I should like it, to be made clear that this most important principle, as it appears to me, of International Law—a principle perhaps more important to us than to anybody else—shall not be tampered with and has not been affected in any way by that which has been done. I sincerely hope, therefore, that this Question may be discussed in its widest aspects at a future date.

LORD PARMOOR

I rise, with your Lordship's permission, merely to say that I entirely agree with the noble Earl who has just sat down. I never for a moment suggested that the question raised by the noble Earl was not the greater question. It was only in order to secure that these particular hardships should be put right in the shortest possible time that I confined my remarks to that aspect of the matter.

THE MARQUESS OF SALISBURY

My Lords, perhaps your Lordships may expect one word from myself, as representing the Government, before this debate closes. This matter is not very familiar to me, and I do not think your Lordships will expect me to go into it in any detail, the less so since my noble and learned friend who sits behind me and the noble and learned Lord opposite have indicated that your Lordships will be asked to resume this discussion at a future date. Probably it would be convenient to leave more detailed discussion until that time. My noble and learned friend behind me, Lord Desart, has called into question the principle upon which this Article of the Treaty of Versailles proceeded. I need not say that this opens a very wide field. I am not in any way responsible for the Treaty of Versailles, and I do not pretend to be familiar with the particular provisions in question, but I would remark that to open up the policy of the Treaty of Versailles itself would lead us very far indeed, and I prefer to abstain altogether from any comment upon that side of the matter.

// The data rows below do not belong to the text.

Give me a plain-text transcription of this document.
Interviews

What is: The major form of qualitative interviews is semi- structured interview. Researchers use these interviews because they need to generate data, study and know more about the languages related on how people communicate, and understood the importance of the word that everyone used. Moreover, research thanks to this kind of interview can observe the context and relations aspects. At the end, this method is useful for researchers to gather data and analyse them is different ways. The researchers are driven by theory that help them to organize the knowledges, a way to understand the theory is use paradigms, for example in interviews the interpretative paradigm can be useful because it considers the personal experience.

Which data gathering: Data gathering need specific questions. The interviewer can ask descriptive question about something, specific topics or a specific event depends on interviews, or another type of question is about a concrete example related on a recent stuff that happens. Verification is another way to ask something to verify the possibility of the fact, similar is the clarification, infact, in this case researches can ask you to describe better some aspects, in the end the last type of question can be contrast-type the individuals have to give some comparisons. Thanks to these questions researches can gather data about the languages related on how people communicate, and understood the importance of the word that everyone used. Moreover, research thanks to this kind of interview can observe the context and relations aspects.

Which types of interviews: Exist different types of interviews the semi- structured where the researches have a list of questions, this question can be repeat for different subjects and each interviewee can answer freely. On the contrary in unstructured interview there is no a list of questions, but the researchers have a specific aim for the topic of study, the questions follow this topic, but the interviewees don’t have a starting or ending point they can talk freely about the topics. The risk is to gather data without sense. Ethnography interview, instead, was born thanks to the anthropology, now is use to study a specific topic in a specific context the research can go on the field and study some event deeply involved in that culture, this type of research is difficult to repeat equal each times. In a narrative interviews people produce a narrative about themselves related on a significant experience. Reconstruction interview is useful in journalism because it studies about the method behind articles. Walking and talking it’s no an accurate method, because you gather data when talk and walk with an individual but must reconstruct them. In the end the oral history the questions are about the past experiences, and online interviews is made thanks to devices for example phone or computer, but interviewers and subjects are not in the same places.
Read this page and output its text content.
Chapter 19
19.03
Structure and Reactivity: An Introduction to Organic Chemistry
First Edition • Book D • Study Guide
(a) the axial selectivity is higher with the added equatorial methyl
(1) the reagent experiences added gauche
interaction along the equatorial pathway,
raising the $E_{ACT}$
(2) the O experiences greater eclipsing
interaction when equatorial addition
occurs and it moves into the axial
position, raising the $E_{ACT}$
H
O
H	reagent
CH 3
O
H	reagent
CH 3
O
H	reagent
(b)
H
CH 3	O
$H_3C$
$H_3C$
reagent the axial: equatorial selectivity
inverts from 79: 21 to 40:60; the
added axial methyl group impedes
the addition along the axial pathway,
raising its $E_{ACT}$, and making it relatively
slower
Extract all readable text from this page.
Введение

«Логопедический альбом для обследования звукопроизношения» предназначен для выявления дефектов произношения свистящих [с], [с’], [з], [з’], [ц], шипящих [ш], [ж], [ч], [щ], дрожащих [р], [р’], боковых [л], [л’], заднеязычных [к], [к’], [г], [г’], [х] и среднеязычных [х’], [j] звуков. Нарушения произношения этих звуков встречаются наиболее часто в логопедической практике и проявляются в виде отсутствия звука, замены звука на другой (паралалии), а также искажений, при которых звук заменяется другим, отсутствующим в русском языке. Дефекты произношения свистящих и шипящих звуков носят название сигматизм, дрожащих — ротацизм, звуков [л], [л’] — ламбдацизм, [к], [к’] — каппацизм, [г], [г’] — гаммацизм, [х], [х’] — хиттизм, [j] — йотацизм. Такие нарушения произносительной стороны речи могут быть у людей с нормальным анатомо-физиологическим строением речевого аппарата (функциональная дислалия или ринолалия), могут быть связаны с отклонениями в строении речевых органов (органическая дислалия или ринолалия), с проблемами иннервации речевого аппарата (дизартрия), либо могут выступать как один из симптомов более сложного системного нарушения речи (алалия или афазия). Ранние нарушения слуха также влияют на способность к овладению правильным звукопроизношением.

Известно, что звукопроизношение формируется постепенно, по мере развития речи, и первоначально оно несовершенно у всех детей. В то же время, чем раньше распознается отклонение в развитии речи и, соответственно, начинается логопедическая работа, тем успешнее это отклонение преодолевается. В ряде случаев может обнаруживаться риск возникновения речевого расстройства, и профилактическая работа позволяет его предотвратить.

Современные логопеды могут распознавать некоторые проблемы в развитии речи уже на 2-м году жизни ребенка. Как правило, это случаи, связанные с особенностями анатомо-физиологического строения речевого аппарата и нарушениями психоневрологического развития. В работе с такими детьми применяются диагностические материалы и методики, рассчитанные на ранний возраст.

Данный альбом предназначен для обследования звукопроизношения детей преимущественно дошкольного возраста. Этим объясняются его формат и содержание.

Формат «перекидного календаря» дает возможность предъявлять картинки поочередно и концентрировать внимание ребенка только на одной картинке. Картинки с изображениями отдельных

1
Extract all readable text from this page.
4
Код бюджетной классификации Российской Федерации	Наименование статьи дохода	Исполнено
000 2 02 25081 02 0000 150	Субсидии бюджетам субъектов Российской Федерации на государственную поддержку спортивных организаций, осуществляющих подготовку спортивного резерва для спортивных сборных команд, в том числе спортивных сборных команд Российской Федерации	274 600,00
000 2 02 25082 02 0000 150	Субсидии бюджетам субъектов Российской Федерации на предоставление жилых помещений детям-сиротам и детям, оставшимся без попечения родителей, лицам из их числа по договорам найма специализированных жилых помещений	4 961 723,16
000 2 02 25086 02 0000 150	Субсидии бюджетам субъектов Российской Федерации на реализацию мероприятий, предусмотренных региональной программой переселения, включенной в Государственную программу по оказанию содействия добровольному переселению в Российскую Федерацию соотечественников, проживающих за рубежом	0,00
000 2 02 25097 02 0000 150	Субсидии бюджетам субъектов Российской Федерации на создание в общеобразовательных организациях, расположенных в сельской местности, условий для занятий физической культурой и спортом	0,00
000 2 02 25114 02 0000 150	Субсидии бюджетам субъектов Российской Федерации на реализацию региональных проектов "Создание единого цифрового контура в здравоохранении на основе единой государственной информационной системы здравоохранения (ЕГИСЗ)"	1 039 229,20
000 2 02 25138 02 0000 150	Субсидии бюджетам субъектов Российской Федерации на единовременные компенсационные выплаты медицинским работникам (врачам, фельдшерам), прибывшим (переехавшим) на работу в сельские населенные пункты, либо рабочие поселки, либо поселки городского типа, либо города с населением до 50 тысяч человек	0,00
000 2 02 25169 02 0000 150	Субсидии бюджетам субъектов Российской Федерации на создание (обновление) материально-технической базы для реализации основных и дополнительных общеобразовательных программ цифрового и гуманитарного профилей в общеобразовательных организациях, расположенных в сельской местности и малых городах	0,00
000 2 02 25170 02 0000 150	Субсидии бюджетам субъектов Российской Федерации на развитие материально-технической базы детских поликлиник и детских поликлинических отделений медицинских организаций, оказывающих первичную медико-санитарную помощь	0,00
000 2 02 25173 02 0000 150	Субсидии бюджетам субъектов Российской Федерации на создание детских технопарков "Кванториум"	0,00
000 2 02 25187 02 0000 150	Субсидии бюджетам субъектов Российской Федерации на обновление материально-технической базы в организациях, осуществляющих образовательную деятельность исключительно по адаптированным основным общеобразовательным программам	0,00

I need not tell your Lordships, however, that no man can hear of the cases which have been detailed by noble Lords of people who have suffered under these provisions without feeling the most profound sympathy. Of course, we feel it. Your Lordships will, however, realise the position. I am not defending the policy of the Treaty, but I take it to be this, that every pound that is remitted in the case of a German means a pound less given to an Englishman.

LORD PARMOOR

Not necessarily.

THE MARQUESS OF SALISBURY

But I understand that to be the principle upon which it works. I am not defending that principle; I am merely stating it. As the matter stands, therefore, there is no doubt that the quality of mercy must be administered with great discretion lest hardship be inflicted on the other side. Whether we ought to have been placed in that dilemma or not is a question which would bring me back again to the larger consideration which I am abstaining from discussing, but that appears to be the dilemma that the noble Lord opposite puts to the House. I agree that these matters appeal to us, and I can only tell noble Lords that if I can reassure them by saying that I will myself try to make inquiries into the working of this procedure, I will give them that assurance. I will do all that I can. I cannot promise more. These things are very pathetic, and I wish that they had never occurred.

House adjourned at twenty minutes before eight o'clock.